Analisis statistik dilakukan dengan menggunakan software SPSS versi 10. Uji parametrik dan non-parametrik standar dilakukan dan nilai p dibawah 0,05 dianggap signifikan menurut statistik. Korelasi antara dua penanda endogen GFR dikaji dengan analisis regresi linear. Sensitifitas dan spesifitas diagnostik dihitung dan pengidentifikasian gangguan fungsi ginjal sedang diteliti dengan plot ROC (receiver-operating characteristic).

HASIL

Laju filtrasi glomerular (GFR) yang diperkirakan berdasarkan cystatin C serum untuk populasi peneltian menunjukkan korelasi yang tiggi (r2 = 0,76) dengan bersihan kreatinin (gambar 1). Akan tetapi, cystatin C serum menunjukkan korelasi yang lebih baik (r2 = 0,63) terhadap standar ketika dibadningkan dengan kreatinin serum (r2 = 0,38). Tidak ada karakteristik klinis khusus yang membedakan seperti riwayat pengobatan dan lesi skeletal pada pasien yang memiliki kadar cystatin C meningkat. Secara keseluruhan, bersihan kreatinin dan estimasi GFR berdasarkan cystatin C meujukkan hubungan positif dengan rerata estimasi GFR 77,5 ml/menit.(1,732 m2)-1.

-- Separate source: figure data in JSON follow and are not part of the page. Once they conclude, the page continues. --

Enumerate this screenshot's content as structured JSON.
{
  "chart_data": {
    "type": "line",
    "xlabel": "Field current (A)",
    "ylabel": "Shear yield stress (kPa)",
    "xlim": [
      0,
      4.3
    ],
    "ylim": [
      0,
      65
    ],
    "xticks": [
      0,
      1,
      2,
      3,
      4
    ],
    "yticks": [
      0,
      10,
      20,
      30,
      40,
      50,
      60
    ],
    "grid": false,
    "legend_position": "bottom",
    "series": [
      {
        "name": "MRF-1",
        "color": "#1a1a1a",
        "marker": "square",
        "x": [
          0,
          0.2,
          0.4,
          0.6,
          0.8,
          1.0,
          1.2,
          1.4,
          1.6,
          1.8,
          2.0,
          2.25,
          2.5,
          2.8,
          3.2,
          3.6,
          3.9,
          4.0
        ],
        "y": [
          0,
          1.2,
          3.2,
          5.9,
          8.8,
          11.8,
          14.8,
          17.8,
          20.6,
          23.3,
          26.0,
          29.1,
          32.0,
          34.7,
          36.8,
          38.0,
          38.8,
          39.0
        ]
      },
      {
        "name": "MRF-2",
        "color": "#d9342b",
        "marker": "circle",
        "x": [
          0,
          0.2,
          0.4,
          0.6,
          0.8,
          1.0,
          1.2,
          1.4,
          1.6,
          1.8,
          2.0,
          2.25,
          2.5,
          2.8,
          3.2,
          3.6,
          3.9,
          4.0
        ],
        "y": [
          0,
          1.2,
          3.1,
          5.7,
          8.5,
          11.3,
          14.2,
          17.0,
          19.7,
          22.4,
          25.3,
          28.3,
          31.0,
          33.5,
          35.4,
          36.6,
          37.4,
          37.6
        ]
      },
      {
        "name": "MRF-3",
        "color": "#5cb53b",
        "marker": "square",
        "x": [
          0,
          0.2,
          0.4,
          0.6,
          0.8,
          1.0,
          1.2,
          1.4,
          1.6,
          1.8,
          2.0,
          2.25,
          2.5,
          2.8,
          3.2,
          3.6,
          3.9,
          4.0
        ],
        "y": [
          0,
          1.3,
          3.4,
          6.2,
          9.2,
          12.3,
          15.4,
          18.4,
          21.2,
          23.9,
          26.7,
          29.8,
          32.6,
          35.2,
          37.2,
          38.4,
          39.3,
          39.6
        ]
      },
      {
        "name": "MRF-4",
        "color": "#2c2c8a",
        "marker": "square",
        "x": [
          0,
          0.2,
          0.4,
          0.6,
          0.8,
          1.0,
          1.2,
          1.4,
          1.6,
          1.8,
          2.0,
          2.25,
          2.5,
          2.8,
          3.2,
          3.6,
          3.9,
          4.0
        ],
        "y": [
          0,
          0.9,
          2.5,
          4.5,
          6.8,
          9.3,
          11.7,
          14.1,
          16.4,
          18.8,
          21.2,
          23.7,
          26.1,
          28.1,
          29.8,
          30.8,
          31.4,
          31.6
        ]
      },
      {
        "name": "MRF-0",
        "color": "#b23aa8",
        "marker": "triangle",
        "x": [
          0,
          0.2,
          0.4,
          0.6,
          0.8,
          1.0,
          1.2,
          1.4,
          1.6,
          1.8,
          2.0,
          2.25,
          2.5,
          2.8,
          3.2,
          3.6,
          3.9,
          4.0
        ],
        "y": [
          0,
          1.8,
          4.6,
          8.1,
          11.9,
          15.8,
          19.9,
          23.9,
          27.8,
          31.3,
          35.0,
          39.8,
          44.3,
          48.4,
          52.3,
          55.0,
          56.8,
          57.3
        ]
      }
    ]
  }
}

Sensitifitas dan spesifitas GFR terhadap standar yang dihitung pada 60 GFR mL.menit-1.(1,732 m2)-1 diberikan pada Tabel 1. Uji standar positif pada 28 subjek dimana 23 diantaranya diuji positif untuk GFR berdasarkan uji cystatin C yang memberikan sensitifitas 82%. Dari 22 subjek yang menunjukkan hasil negatif pada uji standar, 15 diantaranya diidentifikasi secara tepat dengan uji custatin C yang memberikan spesifitas 68%. Nilai penggal (cut-off) berkenaan dengan GFR yang diperkirakan dengan menggunakan nilai cystatin C serum untuk pendeteksian penyakit ginjal sedang dianggap sebesar 60 mL.menit-1.(1,732m2)-1. Cystatin C dan kreatinin pada subjek yang mengalami penyakit ginjal sedang berkisar antara 1,16 sampai 1,51 mg/L dan 0,91 sampai 1,8 mg/dL, masing-masing.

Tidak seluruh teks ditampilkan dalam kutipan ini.